It was June 13, 2003: Father's Day. Kids in Distress needed emergency placement
for a newborn left that morning at a Deerfield Beach firehouse.
The Lewises, of Fort Lauderdale, were used to such calls. Married three years,
they were caring for two sisters and a boy: all preschoolers.
' `This one is different,' '' Lori said the social worker told her. `` `She's
pre-adoption. I want you to have her.'
``I fell to my knees. Then [the social worker] showed up with Baby Gloria and
six pink roses.''
On Tuesday, the baby whom the firefighters named Hope and the Lewises named
Gloria legally becomes their daughter: Gloria Hope Lewis.

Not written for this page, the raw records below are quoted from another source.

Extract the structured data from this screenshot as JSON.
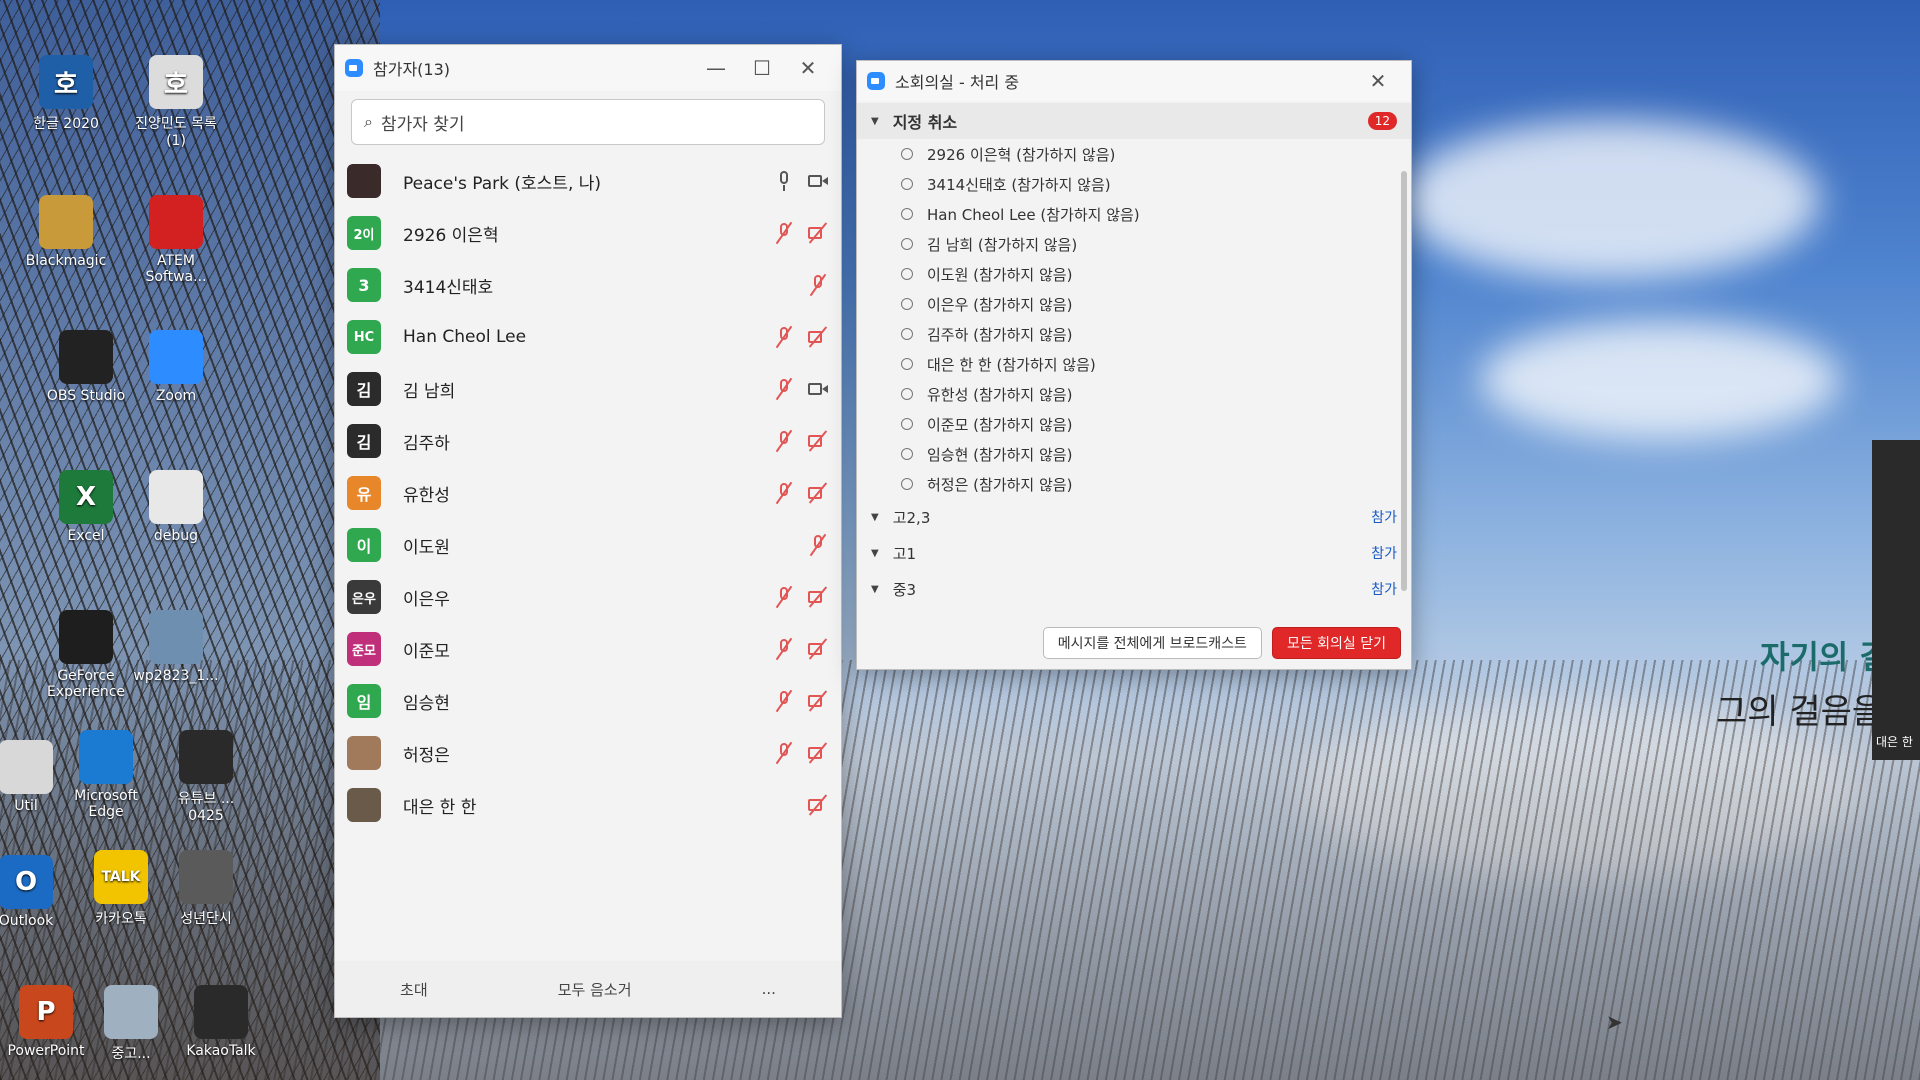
{
  "desktop": {
    "icons": [
      {
        "label": "한글 2020",
        "glyph": "호",
        "color": "#1f5fa8"
      },
      {
        "label": "진양민도 목록 (1)",
        "glyph": "호",
        "color": "#dcdcdc"
      },
      {
        "label": "Blackmagic",
        "glyph": "",
        "color": "#c99a3a"
      },
      {
        "label": "ATEM Softwa...",
        "glyph": "",
        "color": "#d32020"
      },
      {
        "label": "OBS Studio",
        "glyph": "",
        "color": "#222222"
      },
      {
        "label": "Zoom",
        "glyph": "",
        "color": "#2d8cff"
      },
      {
        "label": "Excel",
        "glyph": "X",
        "color": "#1d7a3a"
      },
      {
        "label": "debug",
        "glyph": "",
        "color": "#e8e8e8"
      },
      {
        "label": "GeForce Experience",
        "glyph": "",
        "color": "#1e1e1e"
      },
      {
        "label": "wp2823_1...",
        "glyph": "",
        "color": "#6f8fb0"
      },
      {
        "label": "Microsoft Edge",
        "glyph": "",
        "color": "#1b7bd2"
      },
      {
        "label": "유튜브 ... 0425",
        "glyph": "",
        "color": "#2a2a2a"
      },
      {
        "label": "카카오톡",
        "glyph": "TALK",
        "color": "#f2c400"
      },
      {
        "label": "성년단시",
        "glyph": "",
        "color": "#5a5a5a"
      },
      {
        "label": "PowerPoint",
        "glyph": "P",
        "color": "#c9471c"
      },
      {
        "label": "중고...",
        "glyph": "",
        "color": "#9fb0c0"
      },
      {
        "label": "KakaoTalk",
        "glyph": "",
        "color": "#2a2a2a"
      },
      {
        "label": "Util",
        "glyph": "",
        "color": "#d8d8d8"
      },
      {
        "label": "Outlook",
        "glyph": "O",
        "color": "#1b6bc4"
      }
    ]
  },
  "participants": {
    "title": "참가자(13)",
    "search_placeholder": "참가자 찾기",
    "list": [
      {
        "name": "Peace's Park (호스트, 나)",
        "avatar": "",
        "avatar_color": "#3b2a2a",
        "mic": "on",
        "cam": "on"
      },
      {
        "name": "2926 이은혁",
        "avatar": "2이",
        "avatar_color": "#2fa84f",
        "mic": "off",
        "cam": "off"
      },
      {
        "name": "3414신태호",
        "avatar": "3",
        "avatar_color": "#2fa84f",
        "mic": "off",
        "cam": "none"
      },
      {
        "name": "Han Cheol Lee",
        "avatar": "HC",
        "avatar_color": "#2fa84f",
        "mic": "off",
        "cam": "off"
      },
      {
        "name": "김 남희",
        "avatar": "김",
        "avatar_color": "#2b2b2b",
        "mic": "off",
        "cam": "on"
      },
      {
        "name": "김주하",
        "avatar": "김",
        "avatar_color": "#2b2b2b",
        "mic": "off",
        "cam": "off"
      },
      {
        "name": "유한성",
        "avatar": "유",
        "avatar_color": "#e8862a",
        "mic": "off",
        "cam": "off"
      },
      {
        "name": "이도원",
        "avatar": "이",
        "avatar_color": "#2fa84f",
        "mic": "off",
        "cam": "none"
      },
      {
        "name": "이은우",
        "avatar": "은우",
        "avatar_color": "#3a3a3a",
        "mic": "off",
        "cam": "off"
      },
      {
        "name": "이준모",
        "avatar": "준모",
        "avatar_color": "#c0307a",
        "mic": "off",
        "cam": "off"
      },
      {
        "name": "임승현",
        "avatar": "임",
        "avatar_color": "#2fa84f",
        "mic": "off",
        "cam": "off"
      },
      {
        "name": "허정은",
        "avatar": "",
        "avatar_color": "#a07a5a",
        "mic": "off",
        "cam": "off"
      },
      {
        "name": "대은 한 한",
        "avatar": "",
        "avatar_color": "#6a5a4a",
        "mic": "none",
        "cam": "off"
      }
    ],
    "footer": {
      "invite": "초대",
      "mute_all": "모두 음소거",
      "more": "..."
    }
  },
  "breakout": {
    "title": "소회의실 - 처리 중",
    "unassigned": {
      "label": "지정 취소",
      "count": "12",
      "members": [
        "2926 이은혁 (참가하지 않음)",
        "3414신태호 (참가하지 않음)",
        "Han Cheol Lee (참가하지 않음)",
        "김 남희 (참가하지 않음)",
        "이도원 (참가하지 않음)",
        "이은우 (참가하지 않음)",
        "김주하 (참가하지 않음)",
        "대은 한 한 (참가하지 않음)",
        "유한성 (참가하지 않음)",
        "이준모 (참가하지 않음)",
        "임승현 (참가하지 않음)",
        "허정은 (참가하지 않음)"
      ]
    },
    "rooms": [
      {
        "name": "고2,3",
        "join": "참가"
      },
      {
        "name": "고1",
        "join": "참가"
      },
      {
        "name": "중3",
        "join": "참가"
      }
    ],
    "broadcast_label": "메시지를 전체에게 브로드캐스트",
    "close_all_label": "모든 회의실 닫기"
  },
  "slide": {
    "line1": "자기의 길",
    "line2": "그의 걸음을",
    "tag": "대은 한"
  }
}
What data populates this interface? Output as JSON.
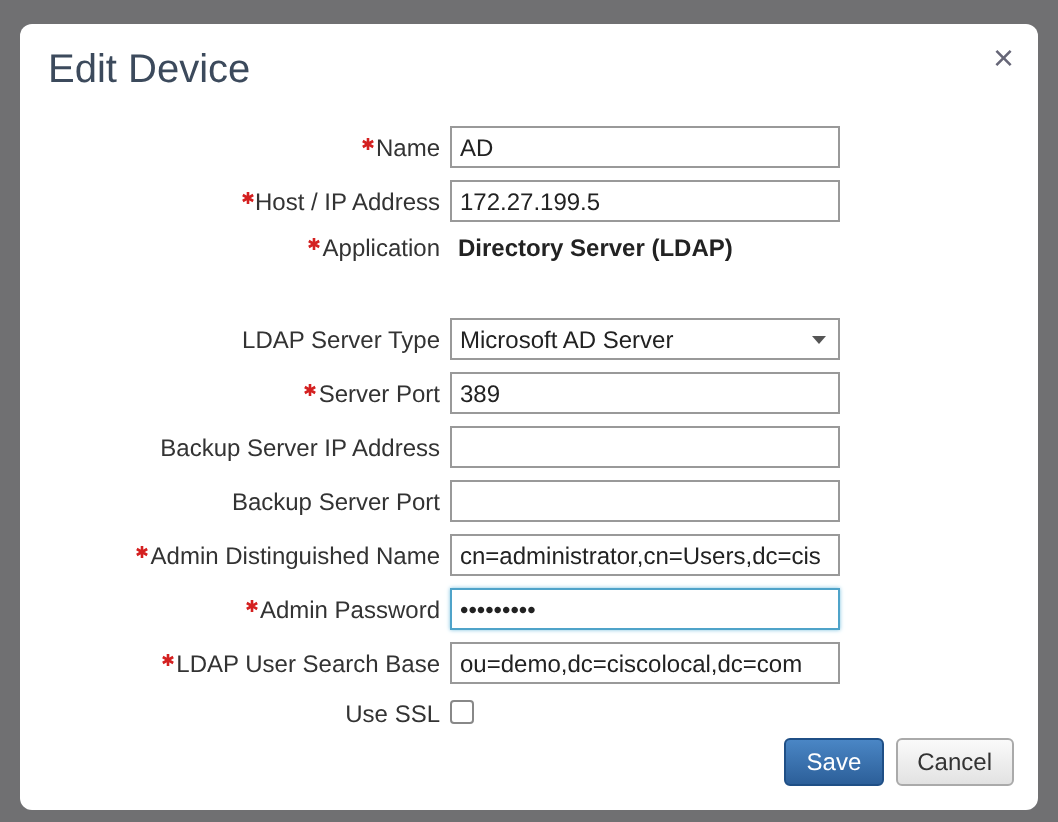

So does Erika Lynn, 4, whose last name and picture can't be revealed until the
adoption, at the Broward County Courthouse, is final. She's been with the
Lewises since last April.
Her sister lives with another family. The boy, 4, remains with the Lewises.
''Sisters for Life,'' reads the adoption-day announcements that the Lewises
sent to friends. The girls are smiling, in matching green dresses.
They bear uncanny resemblances to their new parents: Erika is dark-haired,
dark-eyed and olive-skinned like Michael. Gloria, who has strawberry-blonde
peach fuzz, is blue-eyed and fair, like Lori.
The moment will be especially sweet for Nick Silverio. He established a
foundation in memory of his late wife to publicize the Florida law that
shielded Gloria Hope's biological mother from prosecution for abandonment.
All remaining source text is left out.